I think it's obvious that I should use the topological/open-set definition of continuous, and then intersect a bunch of open sets but I'm not sure how to write it down. (if that makes any sense)

2. Oct 7, 2004

### shmoe

Ahh, question 53 from Royden..taking math 435? (I went to UVic years ago).

f is continuous at a point if for every epsilon there is a delta..blah blah, you know the rest. For a hint, try to make the "for every" part handled by the intersection of your sets, that is take your sequence of sets to characterize the points were f satisfies a weaker condition than full blown continuity, but one that is getting "closer" to the full definition as you move along your sequence of sets.

3. Oct 7, 2004

### NateTG

Well, in topology you're going to want to take unions, not intersections of open sets. That said, I think you'll be better off if you work with neighborhoods rather than abstract topology definitions.

4. Oct 7, 2004

### Hurkyl

Staff Emeritus
Hrm, I spent a couple minutes thinking about the problem, and came up with the same approach as shmoe, so it must be right.
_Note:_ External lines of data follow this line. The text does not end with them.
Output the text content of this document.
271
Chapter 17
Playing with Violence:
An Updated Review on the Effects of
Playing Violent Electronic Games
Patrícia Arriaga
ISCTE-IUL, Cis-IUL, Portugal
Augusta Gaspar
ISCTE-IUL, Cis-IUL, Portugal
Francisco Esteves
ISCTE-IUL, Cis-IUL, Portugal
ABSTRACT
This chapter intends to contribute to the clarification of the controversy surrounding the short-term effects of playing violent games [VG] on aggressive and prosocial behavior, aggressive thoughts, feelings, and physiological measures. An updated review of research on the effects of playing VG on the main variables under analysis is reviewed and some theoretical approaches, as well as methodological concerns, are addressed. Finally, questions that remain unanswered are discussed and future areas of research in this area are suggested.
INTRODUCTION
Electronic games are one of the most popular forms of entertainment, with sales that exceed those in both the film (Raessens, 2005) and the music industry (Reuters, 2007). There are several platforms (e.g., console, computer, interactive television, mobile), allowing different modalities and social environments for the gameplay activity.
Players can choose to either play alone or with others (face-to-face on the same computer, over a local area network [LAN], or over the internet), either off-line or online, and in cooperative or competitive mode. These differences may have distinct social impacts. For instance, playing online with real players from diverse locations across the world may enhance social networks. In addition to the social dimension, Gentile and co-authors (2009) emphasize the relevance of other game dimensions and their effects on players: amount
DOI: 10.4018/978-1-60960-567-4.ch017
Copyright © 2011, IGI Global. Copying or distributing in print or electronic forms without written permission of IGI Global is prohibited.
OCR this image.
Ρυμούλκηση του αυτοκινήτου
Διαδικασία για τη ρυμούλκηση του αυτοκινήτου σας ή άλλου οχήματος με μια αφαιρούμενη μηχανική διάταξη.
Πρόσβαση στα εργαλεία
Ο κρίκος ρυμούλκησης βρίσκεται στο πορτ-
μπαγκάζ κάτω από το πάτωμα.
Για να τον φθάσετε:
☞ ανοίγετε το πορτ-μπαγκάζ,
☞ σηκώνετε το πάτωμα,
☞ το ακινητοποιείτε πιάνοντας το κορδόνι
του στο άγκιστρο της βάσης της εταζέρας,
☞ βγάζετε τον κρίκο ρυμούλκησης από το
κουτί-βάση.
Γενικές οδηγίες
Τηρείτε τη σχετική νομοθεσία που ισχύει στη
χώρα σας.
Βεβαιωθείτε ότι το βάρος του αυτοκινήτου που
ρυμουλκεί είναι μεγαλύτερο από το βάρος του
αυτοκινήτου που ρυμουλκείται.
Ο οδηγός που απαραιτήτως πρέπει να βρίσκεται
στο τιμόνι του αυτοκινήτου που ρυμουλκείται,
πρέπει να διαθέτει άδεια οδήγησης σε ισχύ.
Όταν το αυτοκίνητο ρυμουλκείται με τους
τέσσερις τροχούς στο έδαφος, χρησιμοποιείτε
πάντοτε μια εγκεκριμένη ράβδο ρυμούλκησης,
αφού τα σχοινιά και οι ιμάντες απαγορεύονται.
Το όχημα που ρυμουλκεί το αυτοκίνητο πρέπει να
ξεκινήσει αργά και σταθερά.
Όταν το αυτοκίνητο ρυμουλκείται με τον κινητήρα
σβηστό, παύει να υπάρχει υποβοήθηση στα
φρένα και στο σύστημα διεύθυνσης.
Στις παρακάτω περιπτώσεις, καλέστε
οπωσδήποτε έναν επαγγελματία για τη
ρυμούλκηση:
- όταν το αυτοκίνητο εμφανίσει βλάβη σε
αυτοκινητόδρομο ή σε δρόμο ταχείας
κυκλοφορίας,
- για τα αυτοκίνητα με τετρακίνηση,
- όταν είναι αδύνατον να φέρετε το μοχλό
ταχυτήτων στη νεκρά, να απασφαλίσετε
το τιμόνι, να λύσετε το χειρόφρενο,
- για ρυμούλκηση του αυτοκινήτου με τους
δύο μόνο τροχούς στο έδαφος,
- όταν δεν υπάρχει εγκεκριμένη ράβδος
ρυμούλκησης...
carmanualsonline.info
Nate, since he's after an element of $G_{\delta}$, and not an open set, it's okay to intersect his open sets. In fact, the theorem couldn't be true using just open sets, because there are functions continuous at exactly one point!

5. Oct 8, 2004

### fourier jr

yup... can't wait to get to the riesz-fischer theorem & related stuff (because i'm fourier jr)

thanks for the tips everybody; i think it worked out ok.